“啊,哈哈哈......,沈大人聰明,聰明,等我消息便是,絞盡腦汁為你辦好便是了!”矮冬起身道,貪婪的笑聲,回蕩在室內。
......
“啐!”窗根底下蹲著的珍珠狠狠地啐了一口,咬牙切齒,壓低聲音罵道:“不要臉,全家都不要臉!想想都要被氣死了!
整了半天,那個病秧子、藥罐子胡三公子胡百閑是個可憐兒,還真他娘地可憐吶?沒有病死,反到被活活給氣死?
雖生在豪門,卻也是個受氣的主兒、窩囊廢,最后落得個窩囊死、憋屈死,真他娘地是個奇葩!
若昨天晚上知道那肥頭大耳之廝是胡大公子,莫不如一腳踢死他就地掩埋省得出來害人!真他娘地全家不要臉,啊啐!”
越想越氣,這珍珠恨不得怒吼一聲直接沖進屋子里邊,將那個矮冬瓜一拳頭砸死,直接送他上西天......,正氣著之時,聞得矮冬瓜起身告辭,珍珠剛一起身,忽然見大門口處,齊安平邁著大步子走來。
珍珠心里‘咯噔’一聲,暗思:“不妙!那兩個惡棍的家將正在外廳當中,三人一見面非得打起來不可,在自家當中打架,可是沒啥便宜占吶,必須得攔住他。”
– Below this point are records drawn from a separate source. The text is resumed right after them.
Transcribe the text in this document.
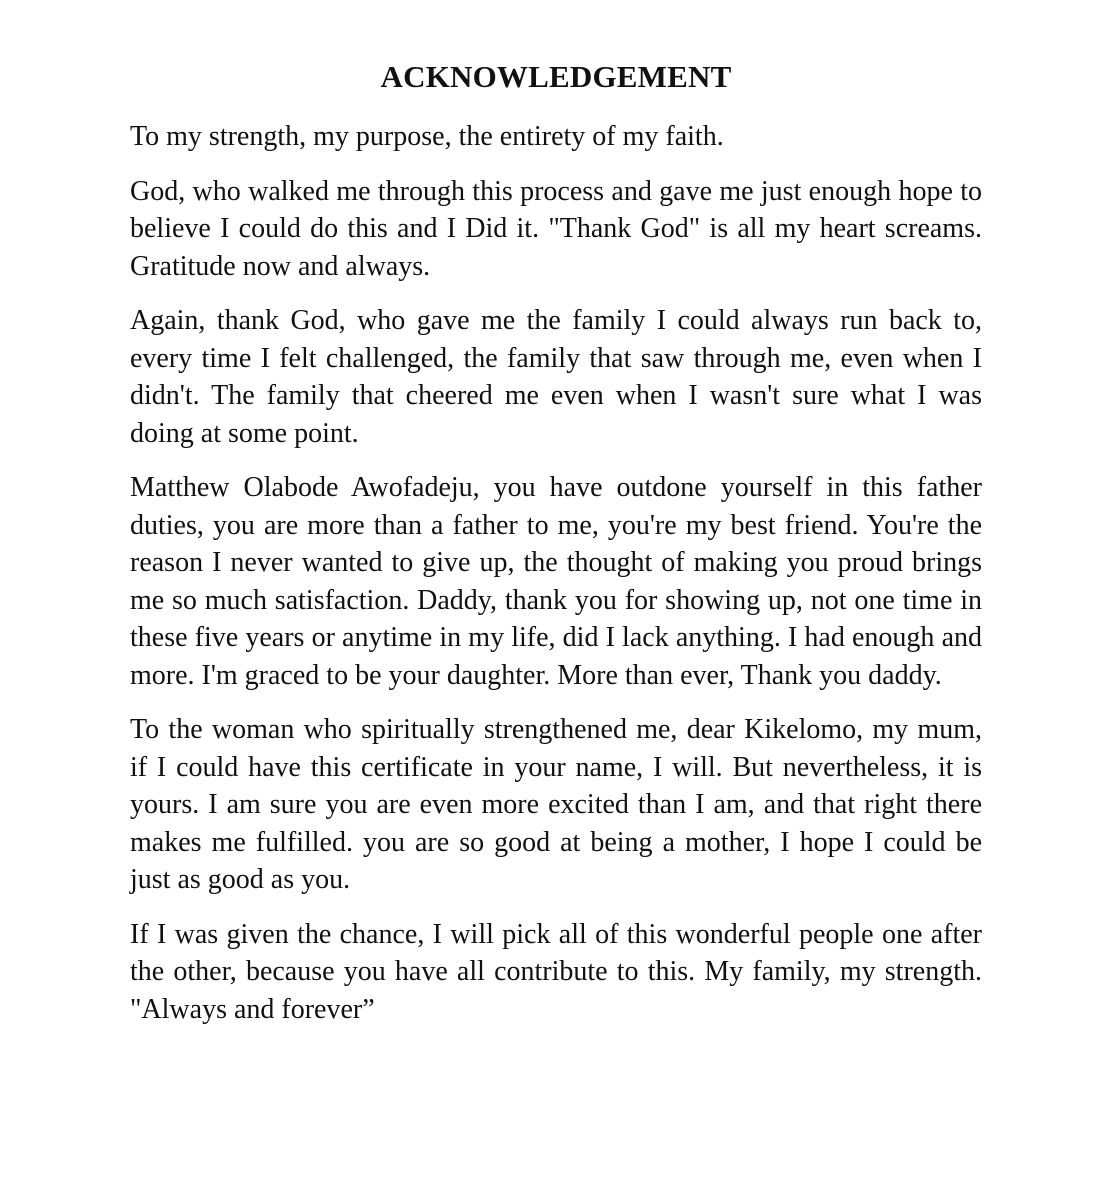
ACKNOWLEDGEMENT

To my strength, my purpose, the entirety of my faith.

God, who walked me through this process and gave me just enough hope to believe I could do this and I Did it. "Thank God" is all my heart screams. Gratitude now and always.

Again, thank God, who gave me the family I could always run back to, every time I felt challenged, the family that saw through me, even when I didn't. The family that cheered me even when I wasn't sure what I was doing at some point.

Matthew Olabode Awofadeju, you have outdone yourself in this father duties, you are more than a father to me, you're my best friend. You're the reason I never wanted to give up, the thought of making you proud brings me so much satisfaction. Daddy, thank you for showing up, not one time in these five years or anytime in my life, did I lack anything. I had enough and more. I'm graced to be your daughter. More than ever, Thank you daddy.

To the woman who spiritually strengthened me, dear Kikelomo, my mum, if I could have this certificate in your name, I will. But nevertheless, it is yours. I am sure you are even more excited than I am, and that right there makes me fulfilled. you are so good at being a mother, I hope I could be just as good as you.

If I was given the chance, I will pick all of this wonderful people one after the other, because you have all contribute to this. My family, my strength. "Always and forever”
思罷,一個起身,將自己的臉包個嚴嚴實實,斜刺里躥出,迎面直奔著齊安平而來。
正低著頭快步往前走的齊安平嚇了一跳,一時間,沒看出來是誰?不知道大白天的從哪兒躥出來這么一位蒙面人?這是要干什么呀?
正發愣之時,忽然聞得低低一聲悶吼:“齊安平,快點,快點跟我來!”
“噢,我的天吶!你病得可真不輕!大白天,弄得嚇人鼓搗地,這是作什么呀?”齊安平一下子聽出來珍珠的聲音,拍著腦門子氣惱不已。
氣得沒理會珍珠,繼續往前走,珍珠一急,又不能大喊,急中生智低吼道:“你二妹妹出事了,快跟我來!”
“什么?你說什么?”
齊安平先是一怔,扭回頭來見珍珠沖著暖閣處就跑,腦中一片空白,大步就追來,穿過了兩道拱門、回廊,身形若離弦之箭,直躥到珍珠的身前,奔暖閣而去。
“喂喂一一,等等,你到是等等我呀!”珍珠在后喊著,卻見齊安平根本就停不下來,將她遠遠地甩在身后,眨眼之工,轉了兩個彎,躥得沒影了。
珍珠回頭看了看,見身后無人,一屁股坐在回廊的長椅子上,喘著粗氣。
順手扯下包裹在頭上的圍巾之物,悶得一腦門子的汗,啪嗒啪嗒汗珠順臉而落,用袖子擦著。
回廊前邊不遠處就是那一個圓圓的荷花池,荷花開得正盛。粉紅色的花頭隨風搖動,嫵媚燦爛,碧綠的荷葉清脆欲滴。不論是花還是葉,是香是色,令人賞心悅目。
忽見水波晃動處,一條紅魚躍出水面吞食花瓣,荷花、荷葉齊動,水波翻動,一幅美麗的景色,讓人心曠神怡。
然而,此一時的珍珠卻無心賞景,矮冬瓜的話在腦子當中嗡嗡作響,想起那個肥頭大耳的胡大公子跟那個病秧子、藥罐子的胡三公子,氣得直想發瘋打人!